Le Front commun avait amorcé sa journée en manifestant devant les bureaux de Julie Boulet dans le secteur de Grand-Mère et ceux de Pierre Giguère à Shawinigan, sans pouvoir les rencontrer. Les syndiqués désirent non seulement passer leur message de dénonciation, mais veulent que les députés libéraux régionaux le transmettent à Philippe Couillard.

«On a besoin du secteur public pour faire vivre l'économie. La région a besoin d'investissements. Le meilleur moyen est d'investir dans nos travailleurs», déclare Claude Audy, vice-président de la Fédération de la santé et des services sociaux de la Mauricie et du Centre-du-Québec à la CSN, qualifiant le député-ministre Girard de «pantin de Philippe Couillard», sous les yeux de Marianne Méthot, attachée politique de M. Girard, sortie à l'extérieur pour écouter les revendications des manifestants.

Confusion dans l'agenda

Denis Bastarache, coordonnateur à la CSQ, croyait avoir l'occasion de discuter avec Jean-Denis Girard lundi matin. Il faisait partie d'une petite délégation de représentants syndicaux qui avaient pris rendez-vous avec le député avant la tenue de la manifestation. Sauf que son agenda ne concordait pas avec celui du député-ministre: la rencontre entre les deux parties est prévue pour le 9 novembre, et non pas le 2, selon le bureau du député.

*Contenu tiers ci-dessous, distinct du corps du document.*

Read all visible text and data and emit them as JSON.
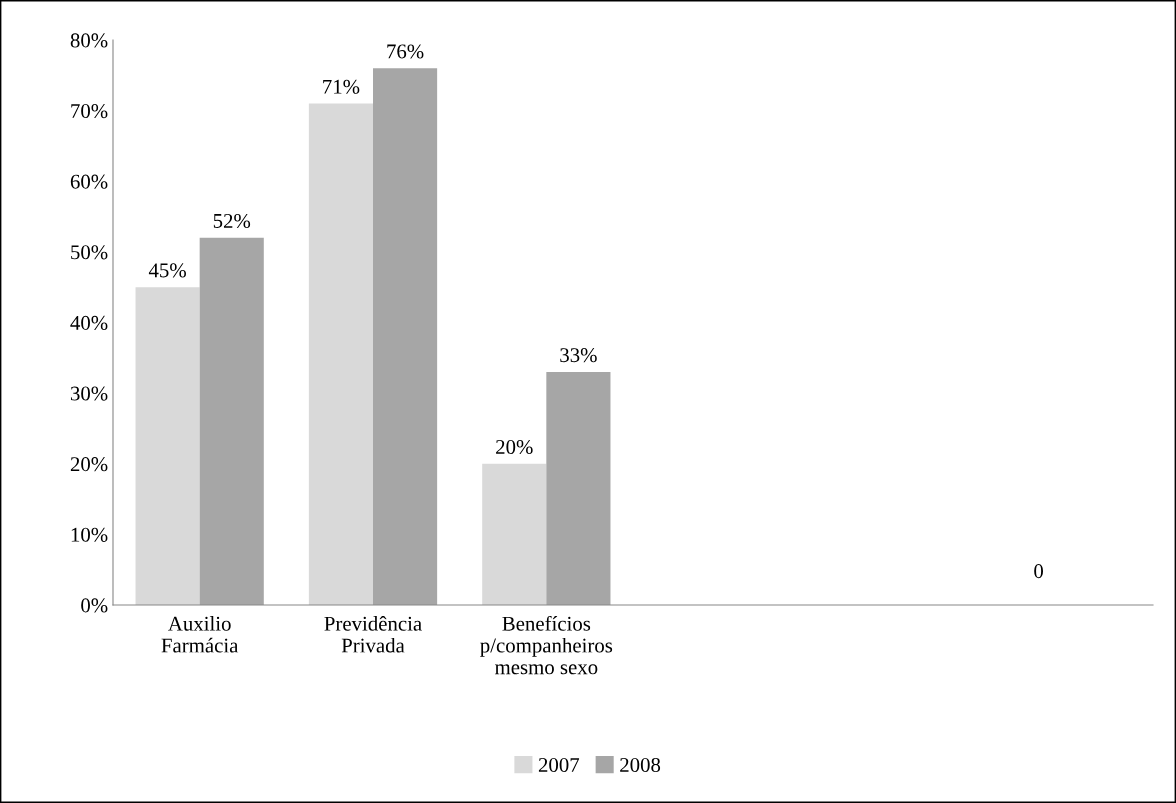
{
  "chart_data": {
    "type": "bar",
    "categories": [
      "Auxilio\nFarmácia",
      "Previdência\nPrivada",
      "Benefícios\np/companheiros\nmesmo sexo",
      null,
      null,
      null
    ],
    "series": [
      {
        "name": "2007",
        "color": "#d9d9d9",
        "values": [
          45,
          71,
          20,
          null,
          null,
          null
        ],
        "value_labels": [
          "45%",
          "71%",
          "20%",
          null,
          null,
          null
        ]
      },
      {
        "name": "2008",
        "color": "#a6a6a6",
        "values": [
          52,
          76,
          33,
          null,
          null,
          null
        ],
        "value_labels": [
          "52%",
          "76%",
          "33%",
          null,
          null,
          null
        ]
      }
    ],
    "ylim": [
      0,
      80
    ],
    "yticks": [
      {
        "value": 0,
        "label": "0%"
      },
      {
        "value": 10,
        "label": "10%"
      },
      {
        "value": 20,
        "label": "20%"
      },
      {
        "value": 30,
        "label": "30%"
      },
      {
        "value": 40,
        "label": "40%"
      },
      {
        "value": 50,
        "label": "50%"
      },
      {
        "value": 60,
        "label": "60%"
      },
      {
        "value": 70,
        "label": "70%"
      },
      {
        "value": 80,
        "label": "80%"
      }
    ],
    "grid": false,
    "legend": "bottom",
    "annotations": [
      "0"
    ]
  }
}
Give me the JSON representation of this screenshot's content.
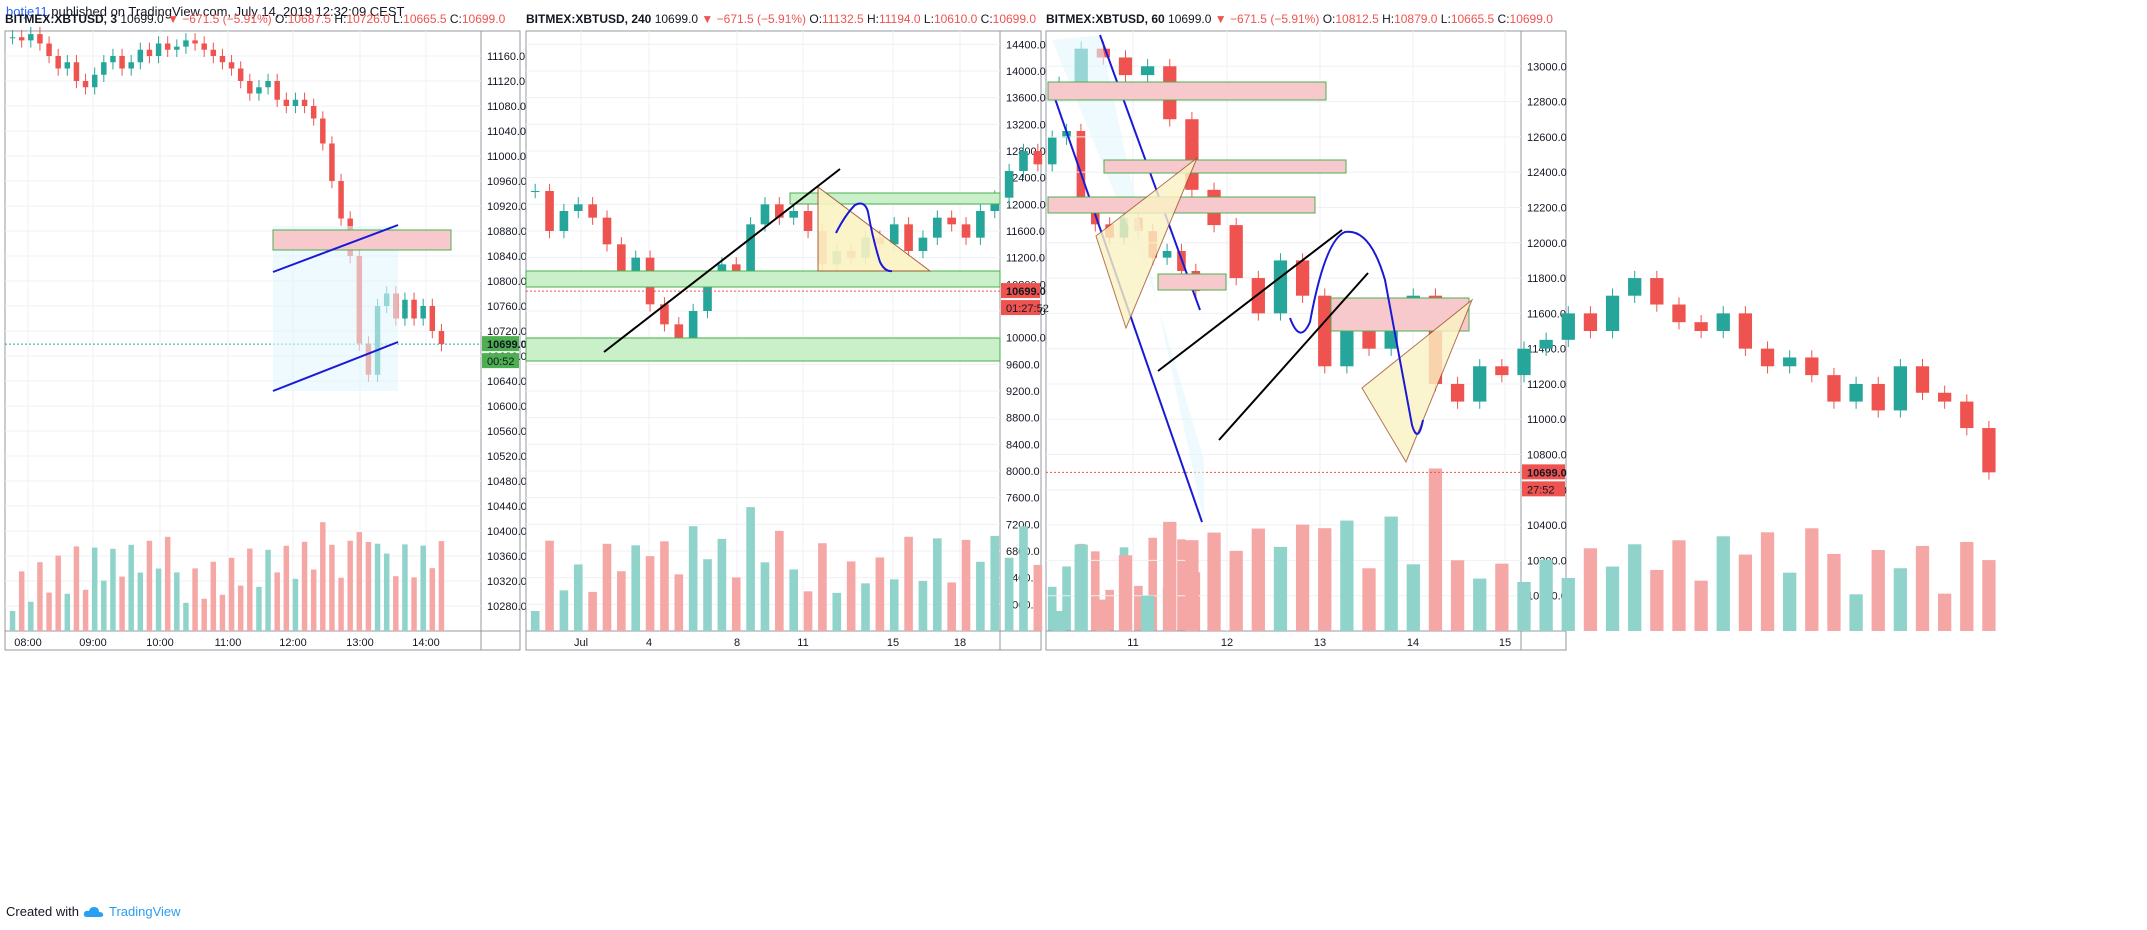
{
  "header": {
    "author": "botje11",
    "text": " published on TradingView.com, July 14, 2019 12:32:09 CEST"
  },
  "footer": {
    "created_with": "Created with",
    "brand": "TradingView"
  },
  "colors": {
    "up": "#26a69a",
    "down": "#ef5350",
    "up_vol": "#8fd3cb",
    "down_vol": "#f5a7a6",
    "price_label": "#ef5350",
    "price_label_green": "#4caf50",
    "zone_red_fill": "#f8c9cc",
    "zone_green_fill": "#c9f0c9",
    "zone_border": "#4caf50",
    "line_blue": "#1a1ad6",
    "line_black": "#000000",
    "triangle_fill": "#fbf3c4",
    "triangle_border": "#a0522d",
    "shade": "#e3f6fb"
  },
  "chart_data": [
    {
      "type": "candlestick",
      "symbol": "BITMEX:XBTUSD",
      "interval": "3",
      "last": "10699.0",
      "change": "−671.5 (−5.91%)",
      "open": "10687.5",
      "high": "10726.0",
      "low": "10665.5",
      "close": "10699.0",
      "ylim": [
        10240,
        11200
      ],
      "y_ticks": [
        11160,
        11120,
        11080,
        11040,
        11000,
        10960,
        10920,
        10880,
        10840,
        10800,
        10760,
        10720,
        10680,
        10640,
        10600,
        10560,
        10520,
        10480,
        10440,
        10400,
        10360,
        10320,
        10280
      ],
      "y_tick_labels": [
        "11160.0",
        "11120.0",
        "11080.0",
        "11040.0",
        "11000.0",
        "10960.0",
        "10920.0",
        "10880.0",
        "10840.0",
        "10800.0",
        "10760.0",
        "10720.0",
        "10680.0",
        "10640.0",
        "10600.0",
        "10560.0",
        "10520.0",
        "10480.0",
        "10440.0",
        "10400.0",
        "10360.0",
        "10320.0",
        "10280.0"
      ],
      "x_ticks": [
        "08:00",
        "09:00",
        "10:00",
        "11:00",
        "12:00",
        "13:00",
        "14:00"
      ],
      "price_badge": "10699.0",
      "countdown": "00:52",
      "closes": [
        11190,
        11185,
        11195,
        11180,
        11160,
        11140,
        11150,
        11120,
        11110,
        11130,
        11150,
        11160,
        11140,
        11150,
        11170,
        11160,
        11180,
        11170,
        11175,
        11185,
        11180,
        11170,
        11160,
        11150,
        11140,
        11120,
        11100,
        11110,
        11120,
        11090,
        11080,
        11090,
        11080,
        11060,
        11020,
        10960,
        10900,
        10840,
        10700,
        10650,
        10760,
        10780,
        10740,
        10770,
        10740,
        10760,
        10720,
        10699
      ]
    },
    {
      "type": "candlestick",
      "symbol": "BITMEX:XBTUSD",
      "interval": "240",
      "last": "10699.0",
      "change": "−671.5 (−5.91%)",
      "open": "11132.5",
      "high": "11194.0",
      "low": "10610.0",
      "close": "10699.0",
      "ylim": [
        5600,
        14600
      ],
      "y_ticks": [
        14400,
        14000,
        13600,
        13200,
        12800,
        12400,
        12000,
        11600,
        11200,
        10800,
        10400,
        10000,
        9600,
        9200,
        8800,
        8400,
        8000,
        7600,
        7200,
        6800,
        6400,
        6000
      ],
      "y_tick_labels": [
        "14400.0",
        "14000.0",
        "13600.0",
        "13200.0",
        "12800.0",
        "12400.0",
        "12000.0",
        "11600.0",
        "11200.0",
        "10800.0",
        "10400.0",
        "10000.0",
        "9600.0",
        "9200.0",
        "8800.0",
        "8400.0",
        "8000.0",
        "7600.0",
        "7200.0",
        "6800.0",
        "6400.0",
        "6000.0"
      ],
      "x_ticks": [
        "Jul",
        "4",
        "8",
        "11",
        "15",
        "18"
      ],
      "price_badge": "10699.0",
      "countdown": "01:27:52",
      "closes": [
        12200,
        11600,
        11900,
        12000,
        11800,
        11400,
        10900,
        11200,
        10500,
        10200,
        9900,
        10400,
        10900,
        11100,
        11000,
        11700,
        12000,
        11800,
        11900,
        11600,
        11100,
        11300,
        11200,
        11500,
        11400,
        11700,
        11300,
        11500,
        11800,
        11700,
        11500,
        11900,
        12100,
        12500,
        12800,
        12600,
        13000,
        13100,
        12000,
        11700,
        11500,
        11800,
        11600,
        11200,
        11300,
        11000,
        10699
      ]
    },
    {
      "type": "candlestick",
      "symbol": "BITMEX:XBTUSD",
      "interval": "60",
      "last": "10699.0",
      "change": "−671.5 (−5.91%)",
      "open": "10812.5",
      "high": "10879.0",
      "low": "10665.5",
      "close": "10699.0",
      "ylim": [
        9800,
        13200
      ],
      "y_ticks": [
        13000,
        12800,
        12600,
        12400,
        12200,
        12000,
        11800,
        11600,
        11400,
        11200,
        11000,
        10800,
        10600,
        10400,
        10200,
        10000
      ],
      "y_tick_labels": [
        "13000.0",
        "12800.0",
        "12600.0",
        "12400.0",
        "12200.0",
        "12000.0",
        "11800.0",
        "11600.0",
        "11400.0",
        "11200.0",
        "11000.0",
        "10800.0",
        "10600.0",
        "10400.0",
        "10200.0",
        "10000.0"
      ],
      "x_ticks": [
        "11",
        "12",
        "13",
        "14",
        "15"
      ],
      "price_badge": "10699.0",
      "countdown": "27:52",
      "closes": [
        12900,
        13100,
        13050,
        12950,
        13000,
        12700,
        12300,
        12100,
        11800,
        11600,
        11900,
        11700,
        11300,
        11500,
        11400,
        11600,
        11700,
        11200,
        11100,
        11300,
        11250,
        11400,
        11450,
        11600,
        11500,
        11700,
        11800,
        11650,
        11550,
        11500,
        11600,
        11400,
        11300,
        11350,
        11250,
        11100,
        11200,
        11050,
        11300,
        11150,
        11100,
        10950,
        10699
      ]
    }
  ]
}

«Le contact a été pris avec ces représentants autour du 23 octobre. Il n'a jamais été question du 2 novembre», assure Marianne Méthot, en indiquant que son patron se trouvait à Joliette en remplacement de Lise Thériault.

Lors de son allocution devant les syndiqués, M. Bastarache a parlé d'un problème d'agenda empêchant une rencontre avec Jean-Denis Girard, ce qui a entraîné des huées et des sarcasmes de la part de la foule. En mêlée de presse, il s'expliquait mal ce qui était à l'origine de cette situation.

«Il y a eu un problème d'agenda. On a vraiment appelé pour prendre rendez-vous avec M. Girard ce matin (lundi). Je ne sais pas si c'est de notre côté ou du côté du député que l'information a été mal inscrite dans les agendas», mentionne M. Bastarache, en assurant que ses membres seraient mis au courant de la situation.